À l’Arrache-Coeur d’Avignon (84), Isabelle Starkier présente Ubu Président. Une adaptation du chef d’œuvre d’Alfred Jarry, signée Mohamed Kacimi. Deux chômeurs patentés, père et mère Ubu, rêvent devant le frigo vide : gagner l’élection présidentielle.

Père Ubu, imaginé dès 1896 par l’écrivain facétieux Alfred Jarry, était dès ses origines obscures à la fois capitaine de dragons, comte de Sandormir, roi de Pologne, docteur en pataphysique, grand maître de l’ordre de la Gidouille, etc. Désormais, sous la plume de l’écrivain et dramaturge Mohamed Kacimi, qui adapte l’œuvre célébrissime, Ubu veut devenir Président. Le drame, c’est qu’il est élu ! Pour cette nouvelle version, la mise en scène est d’Isabelle Starkier, les musiques signées Alain Territo. Ubu Président est devenu une désopilante comédie musicale. Avec Stéphane Miquel, dans la peau grasse du père Ubu, parfait dans ce rôle de grand guignol effrayant. Clara Starkier est une mère Ubu d’une belle sottise, qui roucoule d’amour pour son débile d’époux. Les musiciens comédiens Stéphane Barriere, Michelle Brûlé et Virgile Vaugelade sont autant à l’aise instruments en main que lorsqu’ils chantent ou jouent la comédie.

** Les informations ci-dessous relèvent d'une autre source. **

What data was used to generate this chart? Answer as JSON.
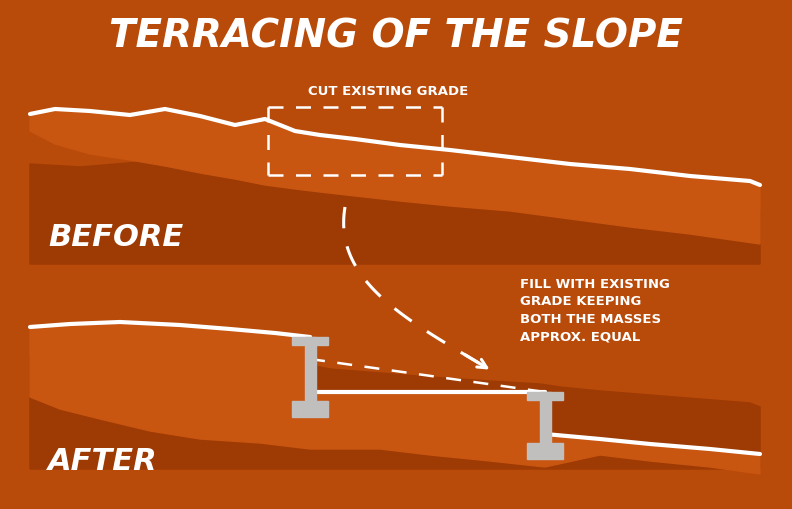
{
  "bg_color": "#b84a0a",
  "title": "TERRACING OF THE SLOPE",
  "title_color": "#ffffff",
  "title_fontsize": 28,
  "before_label": "BEFORE",
  "after_label": "AFTER",
  "label_color": "#ffffff",
  "label_fontsize": 22,
  "cut_label": "CUT EXISTING GRADE",
  "fill_label": "FILL WITH EXISTING\nGRADE KEEPING\nBOTH THE MASSES\nAPPROX. EQUAL",
  "annotation_color": "#ffffff",
  "annotation_fontsize": 9.5,
  "slope_color": "#c85510",
  "slope_shadow_color": "#9e3a04",
  "terrace_color": "#c0bfbe",
  "line_color": "#ffffff",
  "dashed_color": "#ffffff"
}
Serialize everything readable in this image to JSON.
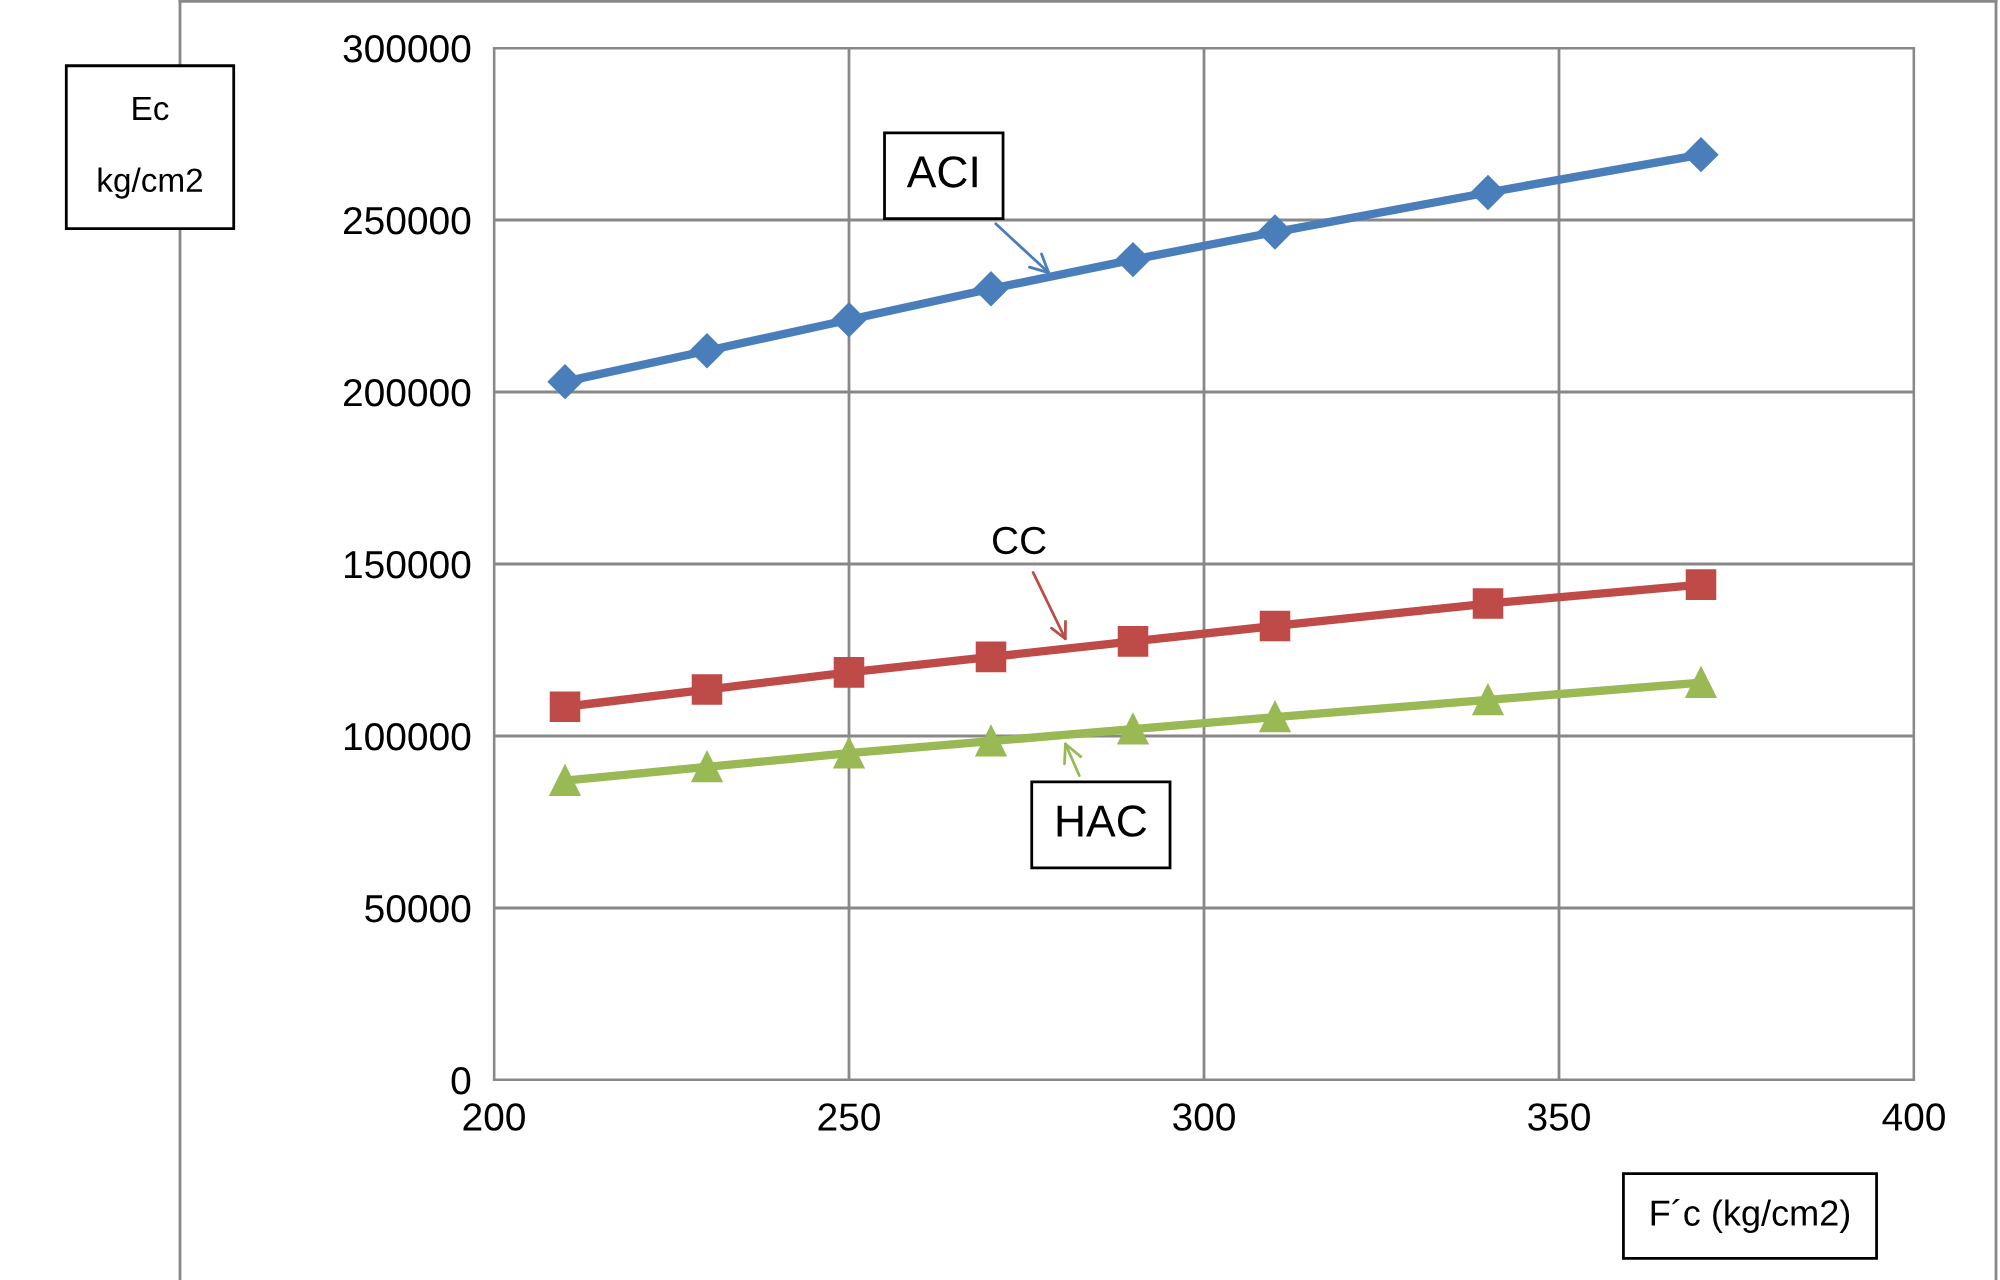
{
  "chart_data": {
    "type": "line",
    "xlabel": "F´c (kg/cm2)",
    "ylabel": "Ec\n\nkg/cm2",
    "x": [
      210,
      230,
      250,
      270,
      290,
      310,
      340,
      370
    ],
    "series": [
      {
        "color": "#4a7ebb",
        "marker": "diamond",
        "values": [
          203000,
          212000,
          221000,
          230000,
          238500,
          246500,
          258000,
          269000
        ]
      },
      {
        "color": "#be4b48",
        "marker": "square",
        "values": [
          108500,
          113500,
          118500,
          123000,
          127500,
          132000,
          138500,
          144000
        ]
      },
      {
        "color": "#98b954",
        "marker": "triangle",
        "values": [
          87000,
          91000,
          95000,
          98500,
          102000,
          105500,
          110500,
          115500
        ]
      }
    ],
    "annotations": [
      {
        "text": "ACI",
        "x": 279,
        "y": 233000
      },
      {
        "text": "CC",
        "x": 281,
        "y": 126000
      },
      {
        "text": "HAC",
        "x": 280,
        "y": 100000
      }
    ],
    "xlim": [
      200,
      400
    ],
    "xticks": [
      200,
      250,
      300,
      350,
      400
    ],
    "ylim": [
      0,
      300000
    ],
    "yticks": [
      0,
      50000,
      100000,
      150000,
      200000,
      250000,
      300000
    ],
    "grid": true,
    "legend": false
  }
}
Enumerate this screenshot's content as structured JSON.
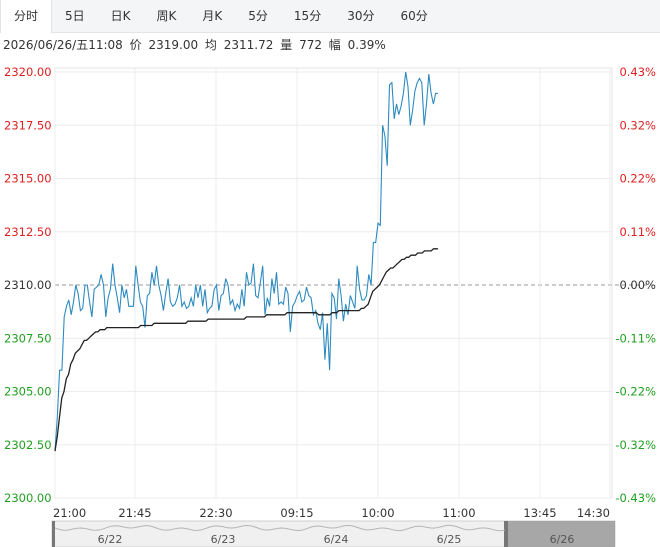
{
  "tabs": [
    {
      "label": "分时",
      "active": true
    },
    {
      "label": "5日"
    },
    {
      "label": "日K"
    },
    {
      "label": "周K"
    },
    {
      "label": "月K"
    },
    {
      "label": "5分"
    },
    {
      "label": "15分"
    },
    {
      "label": "30分"
    },
    {
      "label": "60分"
    }
  ],
  "info": {
    "datetime": "2026/06/26/五11:08",
    "price_label": "价",
    "price": "2319.00",
    "avg_label": "均",
    "avg": "2311.72",
    "vol_label": "量",
    "vol": "772",
    "amp_label": "幅",
    "amp": "0.39%"
  },
  "colors": {
    "price_line": "#2e8bc0",
    "avg_line": "#222222",
    "up": "#e02020",
    "down": "#20a020",
    "flat": "#333333"
  },
  "chart_data": {
    "type": "line",
    "title": "",
    "ylim": [
      2300.0,
      2320.0
    ],
    "prev_close": 2310.0,
    "y_ticks": [
      "2320.00",
      "2317.50",
      "2315.00",
      "2312.50",
      "2310.00",
      "2307.50",
      "2305.00",
      "2302.50",
      "2300.00"
    ],
    "pct_ticks": [
      "0.43%",
      "0.32%",
      "0.22%",
      "0.11%",
      "0.00%",
      "-0.11%",
      "-0.22%",
      "-0.32%",
      "-0.43%"
    ],
    "x_ticks": [
      "21:00",
      "21:45",
      "22:30",
      "09:15",
      "10:00",
      "11:00",
      "13:45",
      "14:30"
    ],
    "grid": true,
    "series": [
      {
        "values": [
          2302.2,
          2303.8,
          2306,
          2306,
          2308.5,
          2309,
          2309.3,
          2308.6,
          2309.2,
          2310,
          2309.6,
          2308.8,
          2308.9,
          2310,
          2310,
          2309.2,
          2308.5,
          2309.8,
          2309.9,
          2310,
          2310.5,
          2310,
          2308.5,
          2309.4,
          2309.8,
          2311,
          2310,
          2309.4,
          2308.7,
          2310,
          2309.4,
          2309.8,
          2309,
          2309,
          2309,
          2310.9,
          2310,
          2309.2,
          2309,
          2308,
          2309.5,
          2309.6,
          2310.6,
          2310,
          2310.9,
          2310,
          2309.5,
          2308.8,
          2309.6,
          2310.3,
          2309.2,
          2309,
          2309.1,
          2309.4,
          2310,
          2309,
          2309.2,
          2308.9,
          2309,
          2309.4,
          2309,
          2310,
          2309.4,
          2310,
          2309,
          2309.8,
          2308.7,
          2308.9,
          2309,
          2309.8,
          2310,
          2308.8,
          2309.5,
          2309.6,
          2310.3,
          2310,
          2309.1,
          2309.3,
          2308.8,
          2309.1,
          2308.9,
          2309.8,
          2309,
          2310.6,
          2310,
          2310.1,
          2311,
          2309.5,
          2309.4,
          2310.1,
          2310.9,
          2308.6,
          2309.4,
          2309,
          2310.3,
          2309.6,
          2310.6,
          2309.1,
          2309.2,
          2309.1,
          2309.9,
          2309.6,
          2307.8,
          2309,
          2309.2,
          2309.5,
          2309.7,
          2309.2,
          2309.3,
          2309.9,
          2309.5,
          2309.4,
          2308.6,
          2308.8,
          2308.2,
          2307.9,
          2308.7,
          2306.5,
          2308.2,
          2306,
          2309.6,
          2309.4,
          2308.4,
          2310.3,
          2309.5,
          2308.3,
          2309.1,
          2308.6,
          2309.5,
          2309.2,
          2308.9,
          2310.9,
          2309.8,
          2309.3,
          2309.3,
          2309.5,
          2310.5,
          2310,
          2312,
          2312,
          2312.9,
          2312.8,
          2317.5,
          2317,
          2315.6,
          2319.4,
          2319.5,
          2317.8,
          2318.5,
          2318,
          2318.4,
          2319,
          2320,
          2319.3,
          2317.5,
          2318.2,
          2319.1,
          2319.5,
          2319.7,
          2319.5,
          2317.5,
          2318.5,
          2319.9,
          2319,
          2318.5,
          2319,
          2319
        ]
      },
      {
        "values": [
          2302.2,
          2302.9,
          2303.8,
          2304.7,
          2305,
          2305.6,
          2305.8,
          2306.3,
          2306.5,
          2306.8,
          2306.9,
          2307,
          2307.2,
          2307.4,
          2307.4,
          2307.5,
          2307.6,
          2307.7,
          2307.8,
          2307.8,
          2307.9,
          2307.9,
          2307.9,
          2308,
          2308,
          2308,
          2308,
          2308,
          2308,
          2308,
          2308,
          2308,
          2308,
          2308,
          2308,
          2308,
          2308,
          2308,
          2308.1,
          2308.1,
          2308.1,
          2308.1,
          2308.1,
          2308.1,
          2308.2,
          2308.2,
          2308.2,
          2308.2,
          2308.2,
          2308.2,
          2308.2,
          2308.2,
          2308.2,
          2308.2,
          2308.2,
          2308.2,
          2308.2,
          2308.2,
          2308.2,
          2308.3,
          2308.3,
          2308.3,
          2308.3,
          2308.3,
          2308.3,
          2308.3,
          2308.3,
          2308.3,
          2308.4,
          2308.4,
          2308.4,
          2308.4,
          2308.4,
          2308.4,
          2308.4,
          2308.4,
          2308.4,
          2308.4,
          2308.4,
          2308.4,
          2308.4,
          2308.4,
          2308.4,
          2308.4,
          2308.4,
          2308.5,
          2308.5,
          2308.5,
          2308.5,
          2308.5,
          2308.5,
          2308.5,
          2308.5,
          2308.5,
          2308.6,
          2308.6,
          2308.6,
          2308.6,
          2308.6,
          2308.6,
          2308.6,
          2308.6,
          2308.6,
          2308.7,
          2308.7,
          2308.7,
          2308.7,
          2308.7,
          2308.7,
          2308.7,
          2308.7,
          2308.7,
          2308.7,
          2308.7,
          2308.7,
          2308.7,
          2308.7,
          2308.6,
          2308.6,
          2308.6,
          2308.6,
          2308.6,
          2308.6,
          2308.7,
          2308.7,
          2308.7,
          2308.8,
          2308.8,
          2308.8,
          2308.8,
          2308.8,
          2308.8,
          2308.8,
          2308.8,
          2308.8,
          2308.8,
          2308.9,
          2308.9,
          2309,
          2309.1,
          2309.4,
          2309.7,
          2309.8,
          2309.9,
          2310,
          2310.2,
          2310.4,
          2310.6,
          2310.7,
          2310.8,
          2310.8,
          2310.9,
          2311,
          2311.1,
          2311.2,
          2311.2,
          2311.3,
          2311.3,
          2311.4,
          2311.4,
          2311.4,
          2311.5,
          2311.5,
          2311.5,
          2311.6,
          2311.6,
          2311.6,
          2311.6,
          2311.7,
          2311.7,
          2311.7
        ]
      }
    ],
    "overview": {
      "date_labels": [
        "6/22",
        "6/23",
        "6/24",
        "6/25",
        "6/26"
      ]
    }
  }
}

Mohamed Kacimi a frappé juste. Père Ubu est un beau parleur, qui éructe, harangue des foules avec une démagogie fantastique et n’a qu’un seul et unique but : capter pour lui et ses amis, mais en vérité surtout pour lui, toutes les richesses de la nation. Si l’on efface un peu, juste un peu, la farce, l’image de personnages actuels se matérialise sans la moindre erreur possible. Donald Trump par exemple… Passer de chômeur professionnel à locataire du palais présidentiel ne pose aucun cas de conscience à Ubu. Du moment qu’il y a du fric à faire. Les pauvres seront toujours plus fauchés ? Qu’importe à ces personnages qui flirtent avec les idéologies les plus nauséabondes. Voilà « une réflexion sur les enjeux mondiaux contemporains tout en redécouvrant ce classique de la littérature française », pointe l’auteur.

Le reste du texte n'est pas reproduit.